Dyllan also had a penchant for Stevie Wonder, his parents said.

“He would sit in his room for hours playing Stevie Wonder,” his father said. “Anywhere he could play Stevie Wonder, he did.”

Dyllan had no use for modern music, Warren said.

“He said mom, that’s not music,” she said. “He believed in the words. He said the words make sense. The words speak to your soul. That’s what he used to say. That’s just how he was.”

Dyllan was part of the Eternal Life Christian Center’s youth group, which, his father said, made an impact on his life.

“He came back from a youth camp with the Eternal Life Christian Center and said dad I’m going to be different,” Otis Burrell said. “I said how, he said I can’t tell you, you’re just going to see.”

“I feel like he reached a point where he felt like he was living his life for a different purpose,” he said. “Dyllan was really good at telling you to calm down, handle situations this way because if you handle it that way, you’re going to hurt this person’s feelings, so handle it this way.”

Dyllan was also remembered by one of his football coaches, Ottis Blount, who is also pastor of Greater Worship Kingdom Church in New Brunswick.

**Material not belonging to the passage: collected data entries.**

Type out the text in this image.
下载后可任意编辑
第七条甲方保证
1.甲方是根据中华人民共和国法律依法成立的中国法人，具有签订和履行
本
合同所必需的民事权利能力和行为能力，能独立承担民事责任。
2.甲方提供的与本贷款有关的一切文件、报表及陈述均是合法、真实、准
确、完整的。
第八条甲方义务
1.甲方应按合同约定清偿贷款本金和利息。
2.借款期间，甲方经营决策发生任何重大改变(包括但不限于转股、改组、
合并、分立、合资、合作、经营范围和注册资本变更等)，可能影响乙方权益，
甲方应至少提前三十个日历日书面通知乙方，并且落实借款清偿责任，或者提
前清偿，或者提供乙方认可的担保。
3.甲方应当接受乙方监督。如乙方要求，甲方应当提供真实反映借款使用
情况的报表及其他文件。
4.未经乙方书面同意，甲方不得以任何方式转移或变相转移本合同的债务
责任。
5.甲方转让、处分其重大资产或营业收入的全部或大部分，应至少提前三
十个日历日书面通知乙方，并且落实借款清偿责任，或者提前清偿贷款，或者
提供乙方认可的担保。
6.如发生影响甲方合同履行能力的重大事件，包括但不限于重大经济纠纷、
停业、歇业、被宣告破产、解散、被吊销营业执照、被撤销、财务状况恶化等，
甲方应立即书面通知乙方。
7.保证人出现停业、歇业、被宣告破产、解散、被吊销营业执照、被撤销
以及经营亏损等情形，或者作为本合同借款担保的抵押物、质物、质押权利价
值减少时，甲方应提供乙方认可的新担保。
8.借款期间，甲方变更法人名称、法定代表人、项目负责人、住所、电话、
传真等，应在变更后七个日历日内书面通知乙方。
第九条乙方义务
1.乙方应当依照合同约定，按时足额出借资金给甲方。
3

“There was nobody like Dyllan on the face of this earth,” Blount told the crowd. “Dyllan happened to be one of the greatest kids that one person cold ever experience, one friend could ever have, one man could ever coach. Dyllan was impeccable. Dyllan was one of those kids that always kept a smile on his face.”

“Dyllan is somewhere with that smile on his face right now,” Blount said. “He’s somewhere where there’s no more trouble, there’s no more pain, there’s no more suffering, there’s no more anguish. Dyllan is helping us get through this. One thing I understand is that God does all things well, and so we don’t put question marks where God puts a period.”

“However, we take that and we continue on with the sentence, because every last one of us has been touched by (Dyllan),” he said. “Everyone of us has been touched by Dyllan. Everyone of us has been touched by D. He was our boy, he was our friend, he was our homie, he was our coach, he was our brother, and this right here is the love that he would have had us to do.”

Warren started a Facebook fundraising drive in hopes of raising $15,000 for Dyllan’s funeral. As of May 12, the drive raised $39,128.

“I started this out because as a mother, we don’t think that you put life insurance on a child, especially a child that is healthy, does a checkup every year, and they’re fine,” she said. “They don’t show you any signs of illness. When this happened, it was shocking. We’re like oh my god where are we going to get this money, we don’t have the extra money.”

“I was so grateful that there was a platform and just asked people who felt my pain and understand what we were gong through to help,” she said. “Without Facebook and all the people who helped us, maybe I wouldn’t be here right now because it would be too painful to know that we have a son and we can’t even come up with the money to bury him.”

Otis Burrell said that any money not used for Dyllan’s funeral will go back into the community.

“Our plan is whatever the funeral doesn’t cost,we’re going to do a foundation or scholarship,” he said. “Every penny of these people’s money that they gave to our son will be put back into the community one way or the other.”

“When we find out what actually happened to him, we can make sure it doesn’t happen to another kid,” Burrell said. “Or maybe there’s a kid who wants to play a particular sport and they can’t afford it, then that money can go back to that child to help him. We’re going to think of different ways to memorialize his name.”

“That’s exactly what Dyllan would have said,” Warren said. “Plenty of times we would go to a movie, and Dyllan would say, mom, before you waste money on popcorn, let’s make a sandwich. And you say to yourself, which kid wants to go to the movie and not have popcorn?”

“Don’t go crazy on me mom, just male sure everybody else is happy, that’s the kind of kid he was,” she said. “Once we’re done with everything, we’re happy to help any kid that needs help.”